La Fraternidad Sacerdotal San Pio X, una congregación ultraconservadora cuyos miembros son conocidos como los lefebvrianos, han consumado su desafío al Papa León XIV y han ordenado a cuatro obispos en la localidad de Écône (Suiza), sin el permiso de Roma. Esta desobediencia al poder de la Santa Sede supondrá su excomunión —es decir, dejarán de pertenecer a la Iglesia católica—, como ya ocurrió en 1988.
A la ceremonia, celebrada este miércoles en el valle del Ródano y retransmitida por las redes sociales en varios idiomas, donde los lefebvrianos han ordenando a cuatro obispos, han acudido unas 15.000 personas, entre fieles y curiosos.

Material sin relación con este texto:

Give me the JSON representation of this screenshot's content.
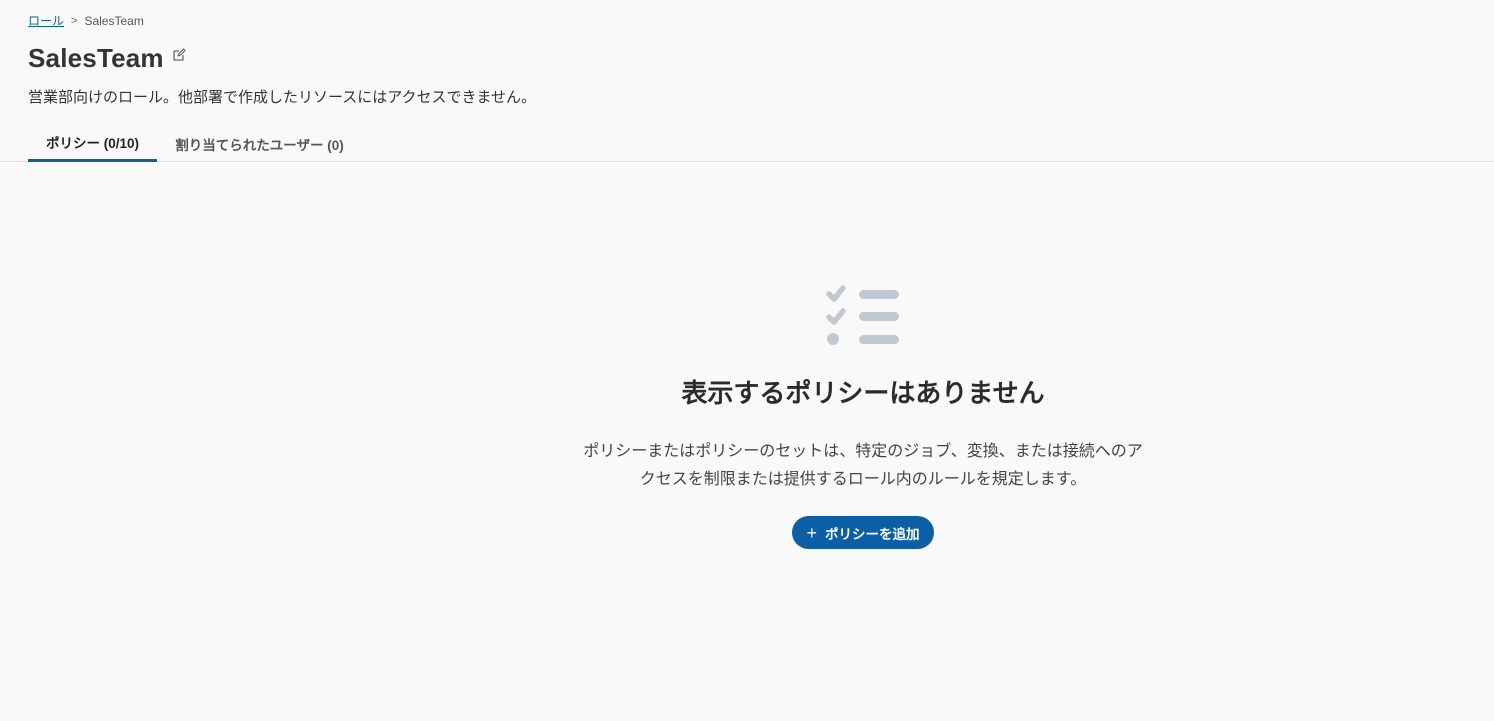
{
  "breadcrumb": {
    "parent_label": "ロール",
    "separator": ">",
    "current_label": "SalesTeam"
  },
  "header": {
    "title": "SalesTeam",
    "description": "営業部向けのロール。他部署で作成したリソースにはアクセスできません。"
  },
  "tabs": [
    {
      "label": "ポリシー (0/10)",
      "active": true
    },
    {
      "label": "割り当てられたユーザー (0)",
      "active": false
    }
  ],
  "empty_state": {
    "icon": "checklist-icon",
    "title": "表示するポリシーはありません",
    "description": "ポリシーまたはポリシーのセットは、特定のジョブ、変換、または接続へのアクセスを制限または提供するロール内のルールを規定します。",
    "button_label": "ポリシーを追加",
    "button_icon": "plus-icon"
  },
  "colors": {
    "accent": "#0b5fa5",
    "background": "#f9f9f9",
    "icon_gray": "#c0c9d2"
  }
}
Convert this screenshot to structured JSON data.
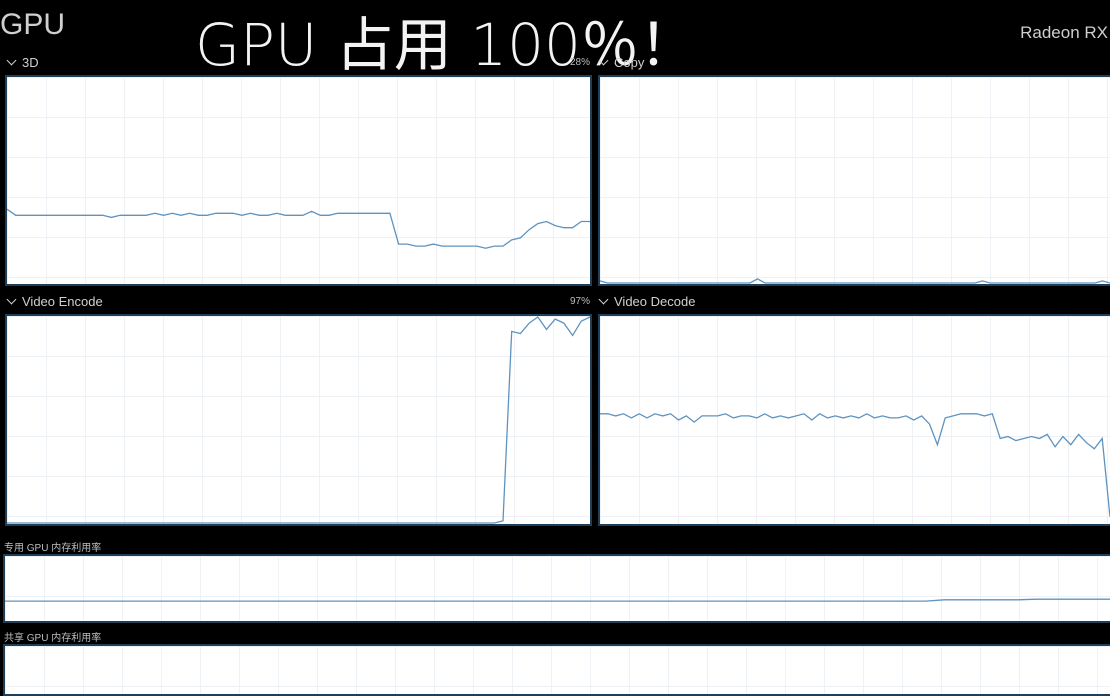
{
  "header": {
    "title": "GPU",
    "overlay_caption": "GPU 占用 100％！",
    "adapter_name": "Radeon RX"
  },
  "engines": [
    {
      "label": "3D",
      "percent": "28%",
      "samples": [
        0.36,
        0.33,
        0.33,
        0.33,
        0.33,
        0.33,
        0.33,
        0.33,
        0.33,
        0.33,
        0.33,
        0.33,
        0.32,
        0.33,
        0.33,
        0.33,
        0.33,
        0.34,
        0.33,
        0.34,
        0.33,
        0.34,
        0.33,
        0.33,
        0.34,
        0.34,
        0.34,
        0.33,
        0.34,
        0.33,
        0.33,
        0.34,
        0.33,
        0.33,
        0.33,
        0.35,
        0.33,
        0.33,
        0.34,
        0.34,
        0.34,
        0.34,
        0.34,
        0.34,
        0.34,
        0.19,
        0.19,
        0.18,
        0.18,
        0.19,
        0.18,
        0.18,
        0.18,
        0.18,
        0.18,
        0.17,
        0.18,
        0.18,
        0.21,
        0.22,
        0.26,
        0.29,
        0.3,
        0.28,
        0.27,
        0.27,
        0.3,
        0.3
      ]
    },
    {
      "label": "Copy",
      "percent": "",
      "samples": [
        0.01,
        0.0,
        0.0,
        0.0,
        0.0,
        0.0,
        0.0,
        0.0,
        0.0,
        0.0,
        0.0,
        0.0,
        0.0,
        0.0,
        0.0,
        0.0,
        0.0,
        0.0,
        0.0,
        0.0,
        0.0,
        0.02,
        0.0,
        0.0,
        0.0,
        0.0,
        0.0,
        0.0,
        0.0,
        0.0,
        0.0,
        0.0,
        0.0,
        0.0,
        0.0,
        0.0,
        0.0,
        0.0,
        0.0,
        0.0,
        0.0,
        0.0,
        0.0,
        0.0,
        0.0,
        0.0,
        0.0,
        0.0,
        0.0,
        0.0,
        0.0,
        0.01,
        0.0,
        0.0,
        0.0,
        0.0,
        0.0,
        0.0,
        0.0,
        0.0,
        0.0,
        0.0,
        0.0,
        0.0,
        0.0,
        0.0,
        0.0,
        0.01,
        0.0
      ]
    },
    {
      "label": "Video Encode",
      "percent": "97%",
      "samples": [
        0,
        0,
        0,
        0,
        0,
        0,
        0,
        0,
        0,
        0,
        0,
        0,
        0,
        0,
        0,
        0,
        0,
        0,
        0,
        0,
        0,
        0,
        0,
        0,
        0,
        0,
        0,
        0,
        0,
        0,
        0,
        0,
        0,
        0,
        0,
        0,
        0,
        0,
        0,
        0,
        0,
        0,
        0,
        0,
        0,
        0,
        0,
        0,
        0,
        0,
        0,
        0,
        0,
        0,
        0,
        0,
        0,
        0.01,
        0.93,
        0.92,
        0.97,
        1.0,
        0.94,
        0.99,
        0.97,
        0.91,
        0.98,
        1.0
      ]
    },
    {
      "label": "Video Decode",
      "percent": "",
      "samples": [
        0.53,
        0.53,
        0.52,
        0.53,
        0.51,
        0.53,
        0.51,
        0.53,
        0.52,
        0.53,
        0.5,
        0.52,
        0.49,
        0.52,
        0.52,
        0.52,
        0.53,
        0.51,
        0.52,
        0.52,
        0.51,
        0.53,
        0.51,
        0.52,
        0.51,
        0.52,
        0.53,
        0.5,
        0.53,
        0.51,
        0.52,
        0.51,
        0.52,
        0.51,
        0.53,
        0.51,
        0.52,
        0.51,
        0.51,
        0.52,
        0.5,
        0.52,
        0.48,
        0.38,
        0.51,
        0.52,
        0.53,
        0.53,
        0.53,
        0.52,
        0.53,
        0.41,
        0.42,
        0.4,
        0.41,
        0.42,
        0.41,
        0.43,
        0.37,
        0.42,
        0.38,
        0.43,
        0.39,
        0.36,
        0.41,
        0.03
      ]
    }
  ],
  "memory": [
    {
      "label": "专用 GPU 内存利用率",
      "samples": [
        0.3,
        0.3,
        0.3,
        0.3,
        0.3,
        0.3,
        0.3,
        0.3,
        0.3,
        0.3,
        0.3,
        0.3,
        0.3,
        0.3,
        0.3,
        0.3,
        0.3,
        0.3,
        0.3,
        0.3,
        0.3,
        0.3,
        0.3,
        0.3,
        0.3,
        0.3,
        0.3,
        0.3,
        0.3,
        0.3,
        0.3,
        0.3,
        0.3,
        0.3,
        0.3,
        0.3,
        0.3,
        0.3,
        0.3,
        0.3,
        0.3,
        0.3,
        0.3,
        0.3,
        0.3,
        0.3,
        0.3,
        0.3,
        0.3,
        0.3,
        0.3,
        0.32,
        0.32,
        0.32,
        0.32,
        0.32,
        0.33,
        0.33,
        0.33,
        0.33,
        0.33
      ]
    },
    {
      "label": "共享 GPU 内存利用率",
      "samples": []
    }
  ]
}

El acto se llevó a cabo bajo el rito anterior al Concilio Vaticano II, del que reniegan los ultras, de espaldas a los fieles y en latín.

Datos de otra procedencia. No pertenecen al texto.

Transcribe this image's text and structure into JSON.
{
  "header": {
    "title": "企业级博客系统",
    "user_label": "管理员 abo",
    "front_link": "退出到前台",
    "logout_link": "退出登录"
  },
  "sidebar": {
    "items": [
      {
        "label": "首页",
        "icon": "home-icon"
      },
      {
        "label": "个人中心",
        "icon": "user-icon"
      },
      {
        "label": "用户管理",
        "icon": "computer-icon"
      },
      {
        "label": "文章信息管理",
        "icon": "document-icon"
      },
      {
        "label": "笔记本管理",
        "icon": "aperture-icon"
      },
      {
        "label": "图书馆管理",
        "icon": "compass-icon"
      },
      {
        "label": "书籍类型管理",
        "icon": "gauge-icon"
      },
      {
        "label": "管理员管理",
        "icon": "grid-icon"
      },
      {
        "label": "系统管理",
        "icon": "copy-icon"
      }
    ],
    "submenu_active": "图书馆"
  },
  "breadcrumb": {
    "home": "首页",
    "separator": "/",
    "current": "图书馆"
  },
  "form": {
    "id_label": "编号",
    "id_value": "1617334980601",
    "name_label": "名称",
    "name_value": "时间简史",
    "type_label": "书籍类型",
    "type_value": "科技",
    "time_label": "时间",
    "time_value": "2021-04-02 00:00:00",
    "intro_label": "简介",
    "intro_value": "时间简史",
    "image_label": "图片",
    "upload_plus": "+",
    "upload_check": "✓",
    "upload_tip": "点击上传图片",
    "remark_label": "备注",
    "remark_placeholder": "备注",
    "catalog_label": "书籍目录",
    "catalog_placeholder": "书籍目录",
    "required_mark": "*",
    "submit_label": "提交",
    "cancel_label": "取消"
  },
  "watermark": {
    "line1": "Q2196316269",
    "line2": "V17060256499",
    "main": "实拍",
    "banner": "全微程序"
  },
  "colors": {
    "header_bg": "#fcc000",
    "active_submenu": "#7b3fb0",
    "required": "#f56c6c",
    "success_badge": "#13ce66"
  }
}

Esta congregación, fundada en 1970 por el arzobispo francés Marcel Lefebvre está en contra de algunos preceptos del Concilio Vaticano II, como el fin de las misas en latín, la apertura a otras religiones o dejar de considerar a los judios asesinos de Cristo. Juan Pablo II ya excomulgó a su fundador y a los cuatro obispos que ordenó en 1988 sin su beneplácito, mientras que Benedicto XIV en 2009 levantó la excomunión aunque habían continuado un pulso con la Iglesia.